Die Jungs aus der zwielichtigen Gasse

Vietnam ist ja nun mit großen internationalen Konzerten nicht sonderlich gesegnet. Wenn die Stars und Sternchen des Pop auf so genannte „Welt-Tourneen“ gehen, dann schauen sie vielleicht in Tokio vorbei oder auch mal in Peking, aber nicht in Hanoi.

Es muss dann mangels Alternativen schon unter die Kategorie Superstars gezählt werden, dass vor einiger Zeit der französische Liedermacher Francis Cabrel in Hanoi gespielt hat, oder die Wiener Sängerknaben aufgetreten sind. Außerdem war im vergangenen März mal die koreanische Popgruppe „Super Junior“ hier. Dass Europäer Schwierigkeiten haben, die wiederum unter Superstars einzuordnen, ist der musikalischen Pop-Ignoranz der Europäer geschuldet.

Das heißt wohlgemerkt nicht, dass Vietnamesen keinen Pop hören. Es gibt auch Popkonzerte, die das große My-Dinh-Stadion füllen, nur treten dort dann überwiegend vietnamesische Gruppen auf.

Es ist also vor diesem Hintergrund eine wahre Sensation, das die Jungs aus der zwielichtigen Hinterhofgasse, oder auf Englisch, die „Backstreet Boys„, ganze zwei Konzerte in Vietnam gaben.

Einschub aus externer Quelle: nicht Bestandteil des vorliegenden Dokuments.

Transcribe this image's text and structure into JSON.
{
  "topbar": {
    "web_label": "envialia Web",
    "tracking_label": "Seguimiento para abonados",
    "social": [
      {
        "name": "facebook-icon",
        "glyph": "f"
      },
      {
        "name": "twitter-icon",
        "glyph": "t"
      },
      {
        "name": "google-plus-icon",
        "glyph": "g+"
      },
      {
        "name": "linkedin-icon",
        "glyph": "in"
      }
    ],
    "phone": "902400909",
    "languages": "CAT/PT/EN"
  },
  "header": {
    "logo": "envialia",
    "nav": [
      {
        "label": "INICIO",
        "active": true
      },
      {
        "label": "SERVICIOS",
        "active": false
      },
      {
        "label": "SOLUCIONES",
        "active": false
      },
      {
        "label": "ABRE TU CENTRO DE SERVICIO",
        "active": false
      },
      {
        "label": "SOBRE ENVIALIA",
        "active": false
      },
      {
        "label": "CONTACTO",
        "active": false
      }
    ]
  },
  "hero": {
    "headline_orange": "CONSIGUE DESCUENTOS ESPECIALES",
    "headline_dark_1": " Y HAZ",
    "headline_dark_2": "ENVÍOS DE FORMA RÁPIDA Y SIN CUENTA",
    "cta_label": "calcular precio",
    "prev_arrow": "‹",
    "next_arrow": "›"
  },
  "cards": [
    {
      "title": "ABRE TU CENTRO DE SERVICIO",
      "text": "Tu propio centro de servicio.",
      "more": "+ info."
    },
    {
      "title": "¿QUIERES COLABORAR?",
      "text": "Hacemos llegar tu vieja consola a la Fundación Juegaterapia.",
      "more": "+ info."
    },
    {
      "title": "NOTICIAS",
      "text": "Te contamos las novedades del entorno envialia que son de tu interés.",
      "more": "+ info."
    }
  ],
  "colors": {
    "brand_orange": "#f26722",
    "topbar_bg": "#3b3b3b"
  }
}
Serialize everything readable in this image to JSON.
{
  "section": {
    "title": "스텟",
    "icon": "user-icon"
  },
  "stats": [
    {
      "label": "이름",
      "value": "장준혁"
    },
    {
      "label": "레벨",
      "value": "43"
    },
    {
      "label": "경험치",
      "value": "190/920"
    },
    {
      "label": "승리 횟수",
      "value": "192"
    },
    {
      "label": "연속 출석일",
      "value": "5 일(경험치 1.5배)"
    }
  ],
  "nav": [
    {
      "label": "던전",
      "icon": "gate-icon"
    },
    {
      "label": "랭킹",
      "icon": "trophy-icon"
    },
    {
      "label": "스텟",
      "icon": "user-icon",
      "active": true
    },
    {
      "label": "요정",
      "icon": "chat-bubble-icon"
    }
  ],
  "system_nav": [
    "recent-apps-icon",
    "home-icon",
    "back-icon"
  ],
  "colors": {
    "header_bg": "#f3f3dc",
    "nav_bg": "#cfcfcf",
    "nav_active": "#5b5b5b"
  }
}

Meines Wissens hatten die Backstreet Boys ihre größten Erfolge Ende der 90er, als sie in der Tat zu den erfolgreichsten Boygroups des Pop gehörten. Im vergangenen Jahrzehnt kamen wohl noch ein paar Alben dazu, aber diverse Trennungen, Prozesse und anderes sorgten für deutlich mehr Schlagzeilen. Das macht natürlich nichts, denn außerhalb des eigenen Landes kann Ruhm ja manchmal umso länger währen, wie die Schallplatten von Modern Talking beweisen, die in manchen vietnamesischen Bars rauf und runter gespielt werden.

Vermutlich ist es vor einem solchen Hintergrund eine gar nicht so dumme Idee, seinen Ruhm einfach noch ein wenig auszukosten, indem man sich auf Welt-Tournee begibt. Unter anderem nach Portugal, Neuseeland, Indien und… eben Vietnam. Die ganze Tour dauerte knapp anderthalb Jahre und der Tourneeplan sieht derzeit so aus, als sei Vietnam die letzte Station gewesen.

In Vietnam sorgten die Jungs dann erwartungsgemäß für so viel Aufregung, dass jeder Schritt akribisch beleuchtet wurde. („Hier betritt der erste Backstreet Boy vietnamessichen Boden!!“) Das Stadion in Hanoi war dann trotzdem nicht ausverkauft, was aber vor allem wohl an den gepfefferten Ticketpreisen lag. Die kosteten im Schnitt so um die eine Million Dong, das sind so etwa 50 Euro. Teurer internationaler Standard also. In Vietnam entspricht das allerdings für Büro-Angestellte schnell mal einem halben oder einem Viertel Monatsgehalt.

Nun sind Popgruppen und deren Agenturen keine Wohltätigkeitsorganisationen, insofern sollte man sich nicht wundern, dass sie zulangen, wo sie nur können. Die Rechnung scheint auch aufgegangen zu sein, denn unter dem Strich kamen in Hanoi trotzdem wohl noch deutlich mehr Leute zusammen, als in so manch anderen (und deutlich kleineren) Konzerthallen. Immerhin hatte die Gruppe offenbar ihr ganzes Equipment mitbebracht, auf den diversen youtube-Videos von Handycams der Fans merkt man aber trotzdem, dass Vietnam Konzerte dieser Größenordnung und dieses technischen Superschnickschnacks nicht ganz gewohnt ist, weil die Bühne an einigen Ecken etwas seltsam aussieht. Die Leinwand erscheint mir zum Beispiel ziemlich klein und erinnert mich an Diaprojektor-Vorträge in der Grundschule.

Unter dem Strich waren aber wohl alle zufrieden: Die Gruppe hat ein paar Dollar mehr auf dem Konto, und die Vietnamesen hatten ein bisschen Weltruhm in der Hauptstadt.

Der nächste Superpopweltstar hat sich übrigens auch schon angekündigt: Mitte April kommt Bob Dylan nach Saigon.

Dann kosten die Tickets knapp 100 Euro.